Kristin and her husband Peter Kasinskas described to the Minneapolis Star Tribune the experience of seeing Jayme on their doorstep. The killing of Jayme’s family and her own disappearance had been a major subject of news and attention in the area.
"I honestly still think I’m dreaming right now,” Peter Kasinskas told the Star Tribune. “It was like I was seeing a ghost.”
Jayme was invited inside and offered food and water, which she declined, the newspaper reported. She played with the neighbors' puppy, Penny, and waited for police to arrive. Kristin Kasinskas told CNN that Jayme told them that she had been held captive not far away.
“She said to us that, ‘This person killed my parents and took me,’” Kasinskas later told CNN. “She said that this person usually hides her or hides her when others are near, or when he has to leave the household."
Jeff Closs, Jayme’s uncle, said that the teen’s return was shocking.
“You’re not sure if she’s going to be found,” he told NBC affiliate KARE, “and when you actually hear it, it’s just unbelievable. We’re all just so grateful and happy. We thought it was going to be a different ending.”
Jayme’s aunt, Jen Smith, said Friday on ABC’s “Good Morning America” that when she heard that her niece had been found alive, “I just cried lots of happy tears. I just wanted to scream very loudly.”
“I’m going to give her the biggest hug and tell her that I’m here for her and that I love her very much,” she said on the morning show.
In a newly released photo, the teen is seen smiling with Smith.
Local, state and federal investigators searched for the teen for months.
The incident unfolded around 1 a.m. on Oct. 15, when police received a 911 call from Closs’s home.
They found her parents, 56-year-old James Closs and 46-year-old Denise Closs, dead from gunshot wounds when they arrived.
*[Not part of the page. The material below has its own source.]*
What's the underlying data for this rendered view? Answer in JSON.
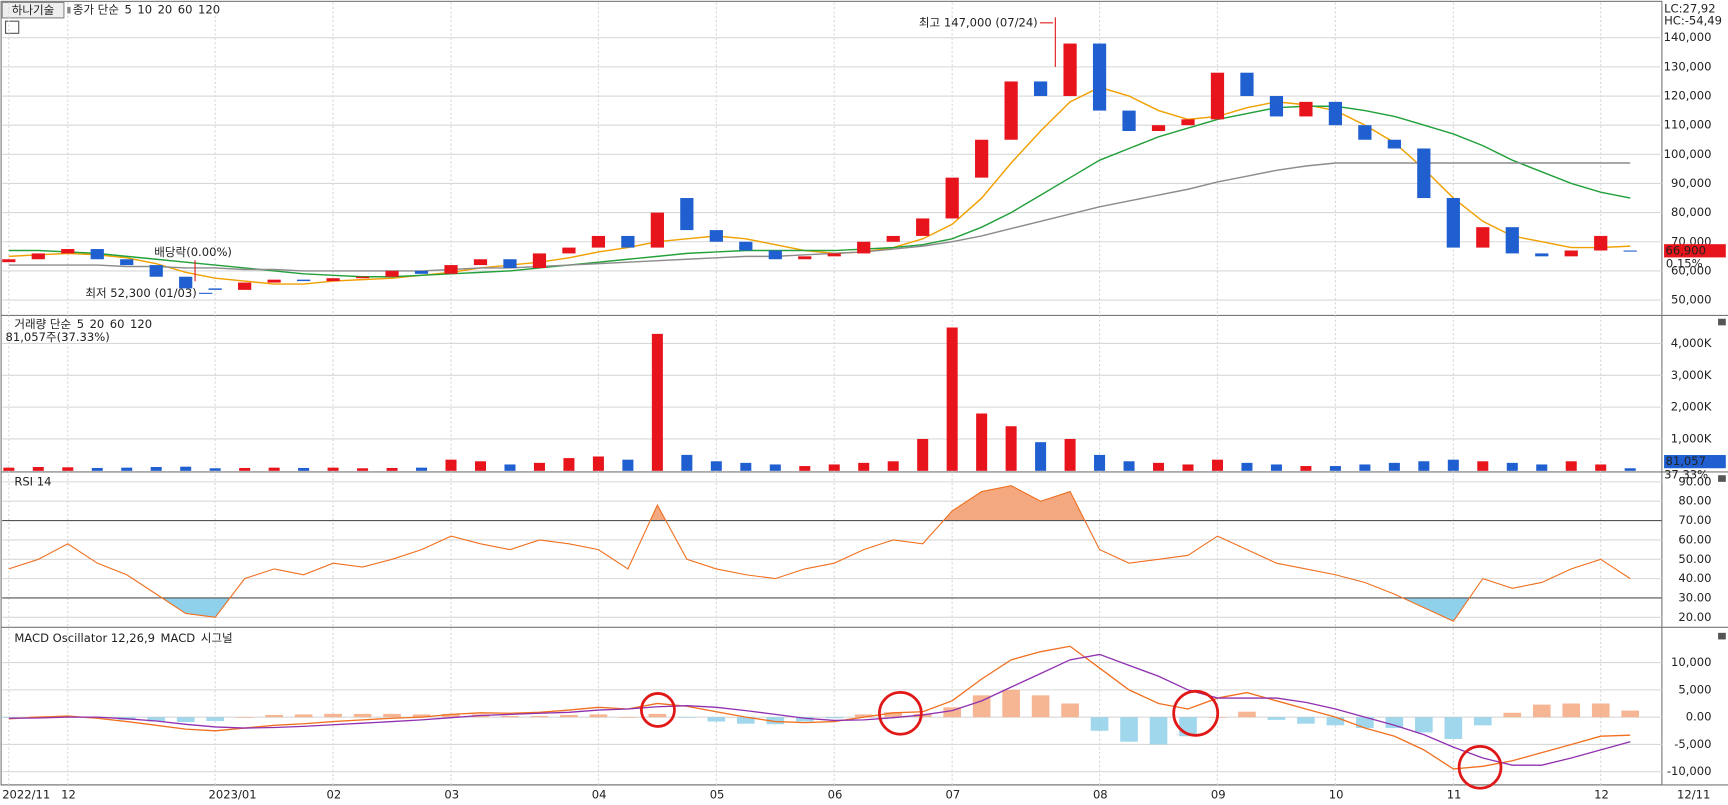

They did not find Jayme or a suspect or gun, they said at the time.
An Amber Alert for her was issued that afternoon.
The girl’s name rose to the top of the FBI’s missing persons list, and authorities offered a $50,000 reward for information leading to her recovery.
Some 2,000 volunteers took part in searching rural Barron for the girl.
The National Center for Missing and Exploited Children said it was “overjoyed” that Closs was found alive.